Biorąc pod uwagę powyższe wydarzenia, warto pamiętać, że współcześnie muzyka afro-amerykańska to nie tylko Snoop Dogg i Beyonce. Dzisiaj również mamy do czynienia z artystami, którzy nie są obojętni na sytuacje społeczną, a także na rys burzliwej historii afro-amerykańskiej, która przecież dzieje się każdego dnia.
Damon Locks i jego Black Monument Ensemble to zespół, który swoją muzyczną tożsamość opiera na wydarzeniach sprzed sześćdziesięciu lat. Kilka lat temu zaczynał od samplowania wypowiedzi członków ruchu praw obywatelskich w Stanach Zjednoczonych lat 50. i 60. Improwizacje Damona Locksa na automacie perkusyjnym wtórujące wolnościowym wypowiedziom dotyczącym równości rasowej już podstawowym składzie instrumentalnym miały zadatki na dobry materiał. Nie trudno jest się domyślić, jaki efekt wywołuje poszerzony do (bagatela!) 15 osób zespół wokalistów, chórzystów, instrumentalistów i tancerzy, którzy razem tworzą Black Monument Ensemble. Właśnie wydany album „Where Future Unfolds” to materiał koncertowy zarejestrowany 15 listopada 2018 w Garfield Park Conservatory. To potężny międzygatunkowy miks: mamy tu elektroniczne sample opierające się na afrykańskich rytmach, gospelowe wielogłosy, długie improwizowane solówki perkusyjne, przejmujące wątki klarnetowe, a także deklamacyjne – oscylujące wokół tematyki równouprawnienia w XXI wieku. We wszystkich kompozycjach zebranych na albumie energia aż kipi, a nad wszystkim czuwa duch aktywizmu i współczesnej interpretacji tradycyjnej czarnej muzyki. Mantryczne chóry, które dominują na całym wydaniu („The colors that you bring”, „Sounds like Now” świetnie korespondują z mocno zrytmizowanymi, stricte tanecznymi samplami: „Which I believe I am”, „From a Spark to a Fire”).

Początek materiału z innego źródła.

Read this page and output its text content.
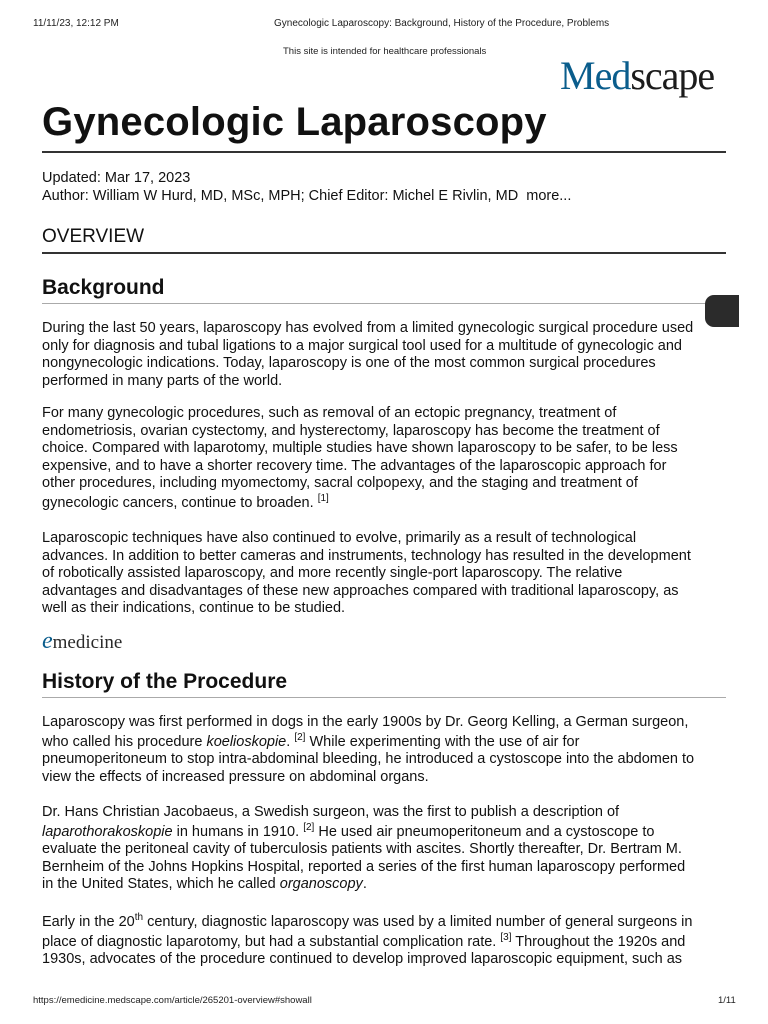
11/11/23, 12:12 PM	Gynecologic Laparoscopy: Background, History of the Procedure, Problems
This site is intended for healthcare professionals
Medscape
Gynecologic Laparoscopy
Updated: Mar 17, 2023
Author: William W Hurd, MD, MSc, MPH; Chief Editor: Michel E Rivlin, MD more...
OVERVIEW
Background

During the last 50 years, laparoscopy has evolved from a limited gynecologic surgical procedure used

only for diagnosis and tubal ligations to a major surgical tool used for a multitude of gynecologic and

nongynecologic indications. Today, laparoscopy is one of the most common surgical procedures

performed in many parts of the world.

For many gynecologic procedures, such as removal of an ectopic pregnancy, treatment of

endometriosis, ovarian cystectomy, and hysterectomy, laparoscopy has become the treatment of

choice. Compared with laparotomy, multiple studies have shown laparoscopy to be safer, to be less

expensive, and to have a shorter recovery time. The advantages of the laparoscopic approach for

other procedures, including myomectomy, sacral colpopexy, and the staging and treatment of

gynecologic cancers, continue to broaden. [1]

Laparoscopic techniques have also continued to evolve, primarily as a result of technological

advances. In addition to better cameras and instruments, technology has resulted in the development

of robotically assisted laparoscopy, and more recently single-port laparoscopy. The relative

advantages and disadvantages of these new approaches compared with traditional laparoscopy, as

well as their indications, continue to be studied.

emedicine
History of the Procedure

Laparoscopy was first performed in dogs in the early 1900s by Dr. Georg Kelling, a German surgeon,

who called his procedure koelioskopie. [2] While experimenting with the use of air for

pneumoperitoneum to stop intra-abdominal bleeding, he introduced a cystoscope into the abdomen to

view the effects of increased pressure on abdominal organs.

Dr. Hans Christian Jacobaeus, a Swedish surgeon, was the first to publish a description of

laparothorakoskopie in humans in 1910. [2] He used air pneumoperitoneum and a cystoscope to

evaluate the peritoneal cavity of tuberculosis patients with ascites. Shortly thereafter, Dr. Bertram M.

Bernheim of the Johns Hopkins Hospital, reported a series of the first human laparoscopy performed

in the United States, which he called organoscopy.

Early in the 20th century, diagnostic laparoscopy was used by a limited number of general surgeons in

place of diagnostic laparotomy, but had a substantial complication rate. [3] Throughout the 1920s and

1930s, advocates of the procedure continued to develop improved laparoscopic equipment, such as

https://emedicine.medscape.com/article/265201-overview#showall	1/11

Damona Locksa i jego Black Monument Ensemble ciężko opisywać w kategorii zespołu muzycznego. To zjawisko prawdziwie monumentalne. Gatunkowa synteza i wielka moc wyrazowa. „Where Future Unfolds” to muzyka patetyczna, a nie tandetna; przeszywająca, a nie pretensjonalna; mocna, a nie przytłaczająca. Otwiera zupełnie nowy wymiar w muzyce afro-amerykańśkiej. Zasłużony, pełen wymiar jej muzyczno-społecznych możliwości.